Gram-stain positive, extremely halophilic, filamentous, aerobic actinobacteria. Diffusible pigments are not produced. Substrate hyphae are well developed and fragment with age into cocci-shaped elements. Forms aerial mycelium with long chains of non-motile, smooth-surfaced and oval or spherical spores. The cell wall contains meso-diaminopimelic acid as the diamino acid, and arabinose and galactose are present as major whole-cell sugars. The diagnostic phospholipid is phosphatidylcholine. The major fatty acids are anteiso-C17:0, iso-C15:0, iso-C17:0 and cis9 iso-C17:1. The predominant menaquinones are MK-9(H4), MK-9(H2) and MK-10(H2). Mycolic acids are not present. The G+C content of the genomic DNA of the type strain of the type species is 71.3 mol%. The type species is Bounagaea algeriensis.

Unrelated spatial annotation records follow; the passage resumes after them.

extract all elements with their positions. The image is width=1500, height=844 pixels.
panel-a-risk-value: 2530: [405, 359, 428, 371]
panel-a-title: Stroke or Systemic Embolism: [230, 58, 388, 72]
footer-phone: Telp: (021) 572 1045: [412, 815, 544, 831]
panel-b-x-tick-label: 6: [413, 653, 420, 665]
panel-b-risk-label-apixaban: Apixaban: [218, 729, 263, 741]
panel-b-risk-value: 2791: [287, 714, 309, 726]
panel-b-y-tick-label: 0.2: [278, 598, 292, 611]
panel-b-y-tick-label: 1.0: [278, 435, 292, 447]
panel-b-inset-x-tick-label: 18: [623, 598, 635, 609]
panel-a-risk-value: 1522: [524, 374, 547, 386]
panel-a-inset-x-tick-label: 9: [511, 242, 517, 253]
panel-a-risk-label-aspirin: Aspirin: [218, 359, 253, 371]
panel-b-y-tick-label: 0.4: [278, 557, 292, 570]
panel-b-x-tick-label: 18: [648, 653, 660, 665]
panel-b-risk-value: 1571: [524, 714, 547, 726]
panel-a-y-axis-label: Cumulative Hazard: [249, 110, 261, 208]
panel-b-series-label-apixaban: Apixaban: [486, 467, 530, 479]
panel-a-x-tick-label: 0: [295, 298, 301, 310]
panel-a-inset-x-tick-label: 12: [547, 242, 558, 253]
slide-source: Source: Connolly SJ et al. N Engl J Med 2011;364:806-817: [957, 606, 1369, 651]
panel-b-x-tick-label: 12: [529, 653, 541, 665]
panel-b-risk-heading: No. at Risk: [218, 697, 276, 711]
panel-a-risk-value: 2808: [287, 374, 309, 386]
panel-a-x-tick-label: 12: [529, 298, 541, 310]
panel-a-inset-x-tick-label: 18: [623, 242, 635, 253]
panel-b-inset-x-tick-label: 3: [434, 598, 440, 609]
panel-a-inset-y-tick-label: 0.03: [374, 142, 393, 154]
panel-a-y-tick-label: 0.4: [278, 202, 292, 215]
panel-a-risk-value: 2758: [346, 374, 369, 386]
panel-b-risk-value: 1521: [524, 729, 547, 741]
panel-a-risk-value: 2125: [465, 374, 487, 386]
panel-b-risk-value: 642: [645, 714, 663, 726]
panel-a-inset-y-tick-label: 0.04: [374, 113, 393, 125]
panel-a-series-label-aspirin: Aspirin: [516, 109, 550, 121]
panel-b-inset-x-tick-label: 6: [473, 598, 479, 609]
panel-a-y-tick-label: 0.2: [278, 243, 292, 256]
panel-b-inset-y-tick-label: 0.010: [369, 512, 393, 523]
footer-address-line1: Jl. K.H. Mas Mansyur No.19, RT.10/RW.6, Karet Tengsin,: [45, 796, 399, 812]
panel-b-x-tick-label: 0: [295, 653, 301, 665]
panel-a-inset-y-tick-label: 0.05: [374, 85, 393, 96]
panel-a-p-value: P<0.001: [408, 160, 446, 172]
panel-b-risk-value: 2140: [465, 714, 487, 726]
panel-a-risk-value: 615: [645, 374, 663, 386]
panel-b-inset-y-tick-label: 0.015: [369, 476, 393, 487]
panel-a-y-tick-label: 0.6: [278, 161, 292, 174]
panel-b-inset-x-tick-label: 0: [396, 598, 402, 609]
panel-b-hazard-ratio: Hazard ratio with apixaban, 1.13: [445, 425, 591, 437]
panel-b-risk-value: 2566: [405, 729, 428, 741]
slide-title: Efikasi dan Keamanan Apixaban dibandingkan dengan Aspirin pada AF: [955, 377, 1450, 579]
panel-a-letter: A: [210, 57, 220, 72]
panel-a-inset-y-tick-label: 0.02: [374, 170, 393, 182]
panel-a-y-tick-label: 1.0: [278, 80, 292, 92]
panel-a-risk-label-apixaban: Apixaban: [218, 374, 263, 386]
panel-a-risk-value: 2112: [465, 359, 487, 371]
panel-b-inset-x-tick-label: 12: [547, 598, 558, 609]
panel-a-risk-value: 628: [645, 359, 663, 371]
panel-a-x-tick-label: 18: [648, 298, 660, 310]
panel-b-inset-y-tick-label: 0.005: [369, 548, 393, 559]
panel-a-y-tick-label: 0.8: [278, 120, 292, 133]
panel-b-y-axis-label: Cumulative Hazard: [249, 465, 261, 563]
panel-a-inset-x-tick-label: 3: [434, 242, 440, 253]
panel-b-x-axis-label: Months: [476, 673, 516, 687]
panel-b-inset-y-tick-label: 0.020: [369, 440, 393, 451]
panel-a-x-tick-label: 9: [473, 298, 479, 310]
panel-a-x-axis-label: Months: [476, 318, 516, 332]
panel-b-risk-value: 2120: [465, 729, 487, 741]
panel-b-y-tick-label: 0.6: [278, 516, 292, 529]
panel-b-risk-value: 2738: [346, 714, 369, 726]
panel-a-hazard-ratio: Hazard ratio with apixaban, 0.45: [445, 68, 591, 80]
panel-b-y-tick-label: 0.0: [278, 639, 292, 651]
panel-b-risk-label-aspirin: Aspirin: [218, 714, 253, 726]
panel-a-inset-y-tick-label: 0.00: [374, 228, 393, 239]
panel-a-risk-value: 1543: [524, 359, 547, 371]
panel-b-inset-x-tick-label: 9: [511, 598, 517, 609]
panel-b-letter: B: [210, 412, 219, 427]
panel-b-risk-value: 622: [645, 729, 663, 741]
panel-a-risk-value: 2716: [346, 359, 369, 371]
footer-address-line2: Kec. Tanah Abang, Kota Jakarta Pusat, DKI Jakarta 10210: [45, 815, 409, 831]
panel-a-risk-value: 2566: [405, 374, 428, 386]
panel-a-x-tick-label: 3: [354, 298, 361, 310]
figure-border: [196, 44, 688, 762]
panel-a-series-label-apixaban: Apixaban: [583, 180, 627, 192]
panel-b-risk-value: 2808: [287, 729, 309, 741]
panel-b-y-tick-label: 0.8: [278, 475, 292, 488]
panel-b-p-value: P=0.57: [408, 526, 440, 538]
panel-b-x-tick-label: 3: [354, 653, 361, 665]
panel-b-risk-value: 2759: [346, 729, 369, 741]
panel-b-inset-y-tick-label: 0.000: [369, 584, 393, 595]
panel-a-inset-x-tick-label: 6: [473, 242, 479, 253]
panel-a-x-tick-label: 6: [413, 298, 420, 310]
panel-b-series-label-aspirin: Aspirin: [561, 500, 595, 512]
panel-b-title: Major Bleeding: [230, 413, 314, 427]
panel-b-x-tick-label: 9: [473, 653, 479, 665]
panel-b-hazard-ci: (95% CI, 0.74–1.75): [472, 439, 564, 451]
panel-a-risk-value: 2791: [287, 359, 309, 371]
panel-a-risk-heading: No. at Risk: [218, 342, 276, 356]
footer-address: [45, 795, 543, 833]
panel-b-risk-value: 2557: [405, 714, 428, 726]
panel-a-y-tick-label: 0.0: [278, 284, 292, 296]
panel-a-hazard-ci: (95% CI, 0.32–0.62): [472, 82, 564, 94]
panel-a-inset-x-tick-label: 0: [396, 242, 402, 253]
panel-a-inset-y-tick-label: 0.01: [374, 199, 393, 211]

Description of Bounagaea algeriensis sp. nov

Bounagaea algeriensis (al.ge.ri.en’sis. N.L. fem. adj. algeriensis, pertaining to Algeria, the source of the soil from which the type strain was isolated).

The species exhibits the following properties in addition to those given in the genus description. Aerial mycelium is moderately abundant with white colour on ISP 2, nutrient agar and CM agar media. Forms long chains of non-motile, smooth-surfaced, and oval or spherical spores (0.8–0.9 × 0.8–1.3 µm). Substrate mycelium is dark reddish orange colour on ISP 2 and nutrient agar media, and light yellow on CM agar and ISP 4 media. The substrate mycelium is well developed on all media tested and fragments into non-motile cocci. Optimal culture conditions are 28–35 °C and pH 6–7, in the presence of 15–25 % (w/v) NaCl. Growth is not observed in the absence of NaCl or in the presence of 7 % (w/v) NaCl. Not able to reduce nitrate to nitrite. Degrades adenine, gelatin, hypoxanthine, testosterone, Tween 80, l-tyrosine and xanthine, but not casein, guanine and starch. The following compounds are utilised as sole carbon sources: erythritol, d-fructose, d-galactose, d-glucose, glycerol, meso-inositol, maltose, d-mannose, d-ribose, sucrose, d-trehalose, d-xylose and l-proline. The following substances are not utilised: adonitol, l-arabinose, d-cellobiose, d-lactose, d-mannitol, d-melezitose, d-melibiose, d-raffinose, l-rhamnose, salicin, d-sorbitol, l-alanine and l-serine. Acetate, citrate and pyruvate are decarboxylated, but not benzoate, butyrate, oxalate, propionate, succinate and l-tartrate. The G+C content of the genomic DNA of the type strain is 71.3 mol%.

The type strain H8T (=DSM 45966T = CECT 8470T) was isolated from a Saharan soil sample collected from El-Goléa (Ghardaïa, South Algeria). The 16S rRNA gene sequence of strain H8T has been deposited in GenBank under the accession number KF981441.